But he didn't. He ordered green tea, for chrissakes - green tea is about as elite as chicken parmesan. The media whores just decided that the only way they were going to portray John Kerry was as an elite wealthy New England brahmin, ignoring everything else about him besides his genealogy and his region of birth. It was disgusting and wildly inaccurate. At no point in my observations of John Kerry over the election season did I ever think, "wow, he really acts like a wealthy son of entitlement." He's a debonair, sophisticated man. That is not in and of itself condescending to so-called "common folk," and in fact it's incredibly patronizing to me and other denizens of the "heartland" to imply that we're too simple to understand anyone who doesn't say "ain't" and wear bib overalls. He cannot help his accent. He dresses well - shouldn't any US statesman? Why should he pretend to be something he isn't? It's such a blatant double standard. When Bush panders and puts on the facade of being a "common man," the media practically orgasms over his "common touch." If Kerry tried in any way to portray himself as "common" (which, again, is incredibly patronizing - as if Midwesterners only understand people with 'suthern' drawls and straw in their teeth), he would have been crucified for insincere pandering. Somehow, Bush is allowed to get away with creating a false persona for himself, while Kerry is made to feel ashamed for being who he is. It's complete bullshit, and the main reason I hate the media with a passion.

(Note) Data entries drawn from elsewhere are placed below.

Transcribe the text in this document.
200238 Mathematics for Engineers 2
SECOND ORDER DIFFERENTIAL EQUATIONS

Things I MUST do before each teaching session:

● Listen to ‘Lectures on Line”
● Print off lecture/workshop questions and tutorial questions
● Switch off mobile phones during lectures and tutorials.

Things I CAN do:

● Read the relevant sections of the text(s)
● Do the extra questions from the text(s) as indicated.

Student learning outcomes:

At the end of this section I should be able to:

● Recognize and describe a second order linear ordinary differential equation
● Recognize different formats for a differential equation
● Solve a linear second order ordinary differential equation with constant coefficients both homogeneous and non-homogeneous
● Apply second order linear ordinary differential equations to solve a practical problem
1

As a resident of the rural Midwest (and a woman), I can tell you I'd much prefer James Bond to John Wayne. And even if I didn't, I would still prefer sincerity. John Kerry never tried to be who he wasn't. Bush's political career hinges on an act, a facade, on pretending to be something he never has been nor never will be. At the least, Americans should make good on their so-called dislike of bullshit and acknowledge that, whether or not John Kerry had a "common touch," he was not hiding behind a false pretense - which is more than anyone can say for Bush.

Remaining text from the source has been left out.